Malpositioned UVC and acute hepatic fluid collection (TPNoma)

Case contributed by Ashesh Ishwarlal Ranchod
Diagnosis certain

Presentation

Premature birth. Day 6 portable chest and abdominal X-ray.

Patient Data

Age: 29 weeks
Gender: Male

Hyperinflated lung fields with a central trachea and a normal cardiothoracic ratio. The ET tube is poorly identified, however, the tip is at the inferior margin of the T2 vertebral body, infraclavicular and satisfactorily sited. The nasogastric tube is satisfactorily sited. There are overlying ECG leads and a temperature lead.

The umbilical venous catheter (UVC) is malpositioned and likely within the proximal left portal vein. There are no suspicious intrahepatic lucencies.

There is a moderately severe surfactant deficiency disorder with hemo- or pneumothoraces.

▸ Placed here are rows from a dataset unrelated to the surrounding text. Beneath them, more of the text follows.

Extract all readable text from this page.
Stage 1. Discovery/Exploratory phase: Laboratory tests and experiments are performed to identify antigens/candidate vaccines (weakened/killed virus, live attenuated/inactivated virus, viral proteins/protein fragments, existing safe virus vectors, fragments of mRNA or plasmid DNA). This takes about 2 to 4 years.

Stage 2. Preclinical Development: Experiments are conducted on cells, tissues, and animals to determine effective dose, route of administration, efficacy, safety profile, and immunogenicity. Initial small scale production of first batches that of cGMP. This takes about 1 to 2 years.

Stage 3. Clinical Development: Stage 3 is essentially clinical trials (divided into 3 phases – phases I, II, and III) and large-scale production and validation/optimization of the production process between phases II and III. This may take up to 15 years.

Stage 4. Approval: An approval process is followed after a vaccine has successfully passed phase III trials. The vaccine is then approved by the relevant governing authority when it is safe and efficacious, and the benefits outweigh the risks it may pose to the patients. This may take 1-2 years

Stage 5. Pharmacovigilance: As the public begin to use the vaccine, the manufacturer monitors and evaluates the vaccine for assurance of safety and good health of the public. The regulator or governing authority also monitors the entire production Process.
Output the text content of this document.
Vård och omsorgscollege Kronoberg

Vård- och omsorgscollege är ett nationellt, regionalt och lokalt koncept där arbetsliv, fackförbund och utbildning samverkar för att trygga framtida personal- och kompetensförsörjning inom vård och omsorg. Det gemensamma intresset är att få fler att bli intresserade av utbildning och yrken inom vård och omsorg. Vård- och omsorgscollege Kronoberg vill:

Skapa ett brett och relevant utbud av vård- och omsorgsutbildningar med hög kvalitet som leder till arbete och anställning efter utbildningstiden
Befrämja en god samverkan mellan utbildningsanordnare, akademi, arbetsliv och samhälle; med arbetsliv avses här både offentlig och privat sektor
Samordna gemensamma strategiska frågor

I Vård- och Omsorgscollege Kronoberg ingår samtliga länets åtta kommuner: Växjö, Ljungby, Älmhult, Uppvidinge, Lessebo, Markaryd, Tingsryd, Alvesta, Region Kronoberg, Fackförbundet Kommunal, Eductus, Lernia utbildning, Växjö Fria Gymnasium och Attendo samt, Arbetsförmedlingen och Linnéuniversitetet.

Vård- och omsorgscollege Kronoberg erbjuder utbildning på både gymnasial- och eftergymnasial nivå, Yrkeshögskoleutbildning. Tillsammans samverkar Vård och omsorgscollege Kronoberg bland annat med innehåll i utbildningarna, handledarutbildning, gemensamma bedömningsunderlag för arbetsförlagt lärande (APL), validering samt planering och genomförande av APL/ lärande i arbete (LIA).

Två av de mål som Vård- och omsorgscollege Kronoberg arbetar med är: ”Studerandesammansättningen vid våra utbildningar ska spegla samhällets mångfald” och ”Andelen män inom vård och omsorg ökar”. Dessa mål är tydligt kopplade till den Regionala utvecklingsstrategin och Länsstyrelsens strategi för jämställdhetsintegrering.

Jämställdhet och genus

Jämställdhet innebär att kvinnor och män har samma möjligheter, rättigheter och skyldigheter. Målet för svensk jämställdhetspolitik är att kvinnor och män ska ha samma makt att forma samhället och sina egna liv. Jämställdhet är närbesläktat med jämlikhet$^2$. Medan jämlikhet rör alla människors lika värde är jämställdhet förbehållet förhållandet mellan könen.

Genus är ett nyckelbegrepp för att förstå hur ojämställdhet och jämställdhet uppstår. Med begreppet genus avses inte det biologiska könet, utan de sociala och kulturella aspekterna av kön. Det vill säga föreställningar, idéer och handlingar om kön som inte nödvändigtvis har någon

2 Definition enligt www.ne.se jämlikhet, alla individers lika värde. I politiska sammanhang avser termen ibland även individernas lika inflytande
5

The bowel gas pattern is smooth, with no other features suggesting necrotizing enterocolitis (NEC).

There are 12 pairs of ribs.

Features consistent with an acute intrahepatic fluid collection measuring 12.4 x 7.5 x 9.8 mm in diameter. This is demonstrated by a homogenous, echogenic, mass-like, irregular lesion within the right lobe of the liver.

There is no associated portal venous thrombosis and no intralesional gaseous lucencies.

The follow-up ultrasound 2 days later confirms a resolving acute intrahepatic fluid collection. It remains echogenic, and homogeneous, with the continued absence of any associated gaseous locules. The portal vein is patent and normal. The UVC has been removed and is not identified on the follow-up ultrasound.

Case Discussion

Features consistent with an acute intrahepatic fluid collection (TPNoma) due to the confirmed infusion of hypertonic fluid and TPN via a malpositioned UVC 1. Acute UVC-related intrahepatic fluid collections are homogeneous, echogenic and have a mass-like appearance 1.

The UVC was removed and replaced subsequently with a Broviac line given the ultrasound findings.

The smooth bowel gaseous pattern preceded a confirmed NEC a few days later.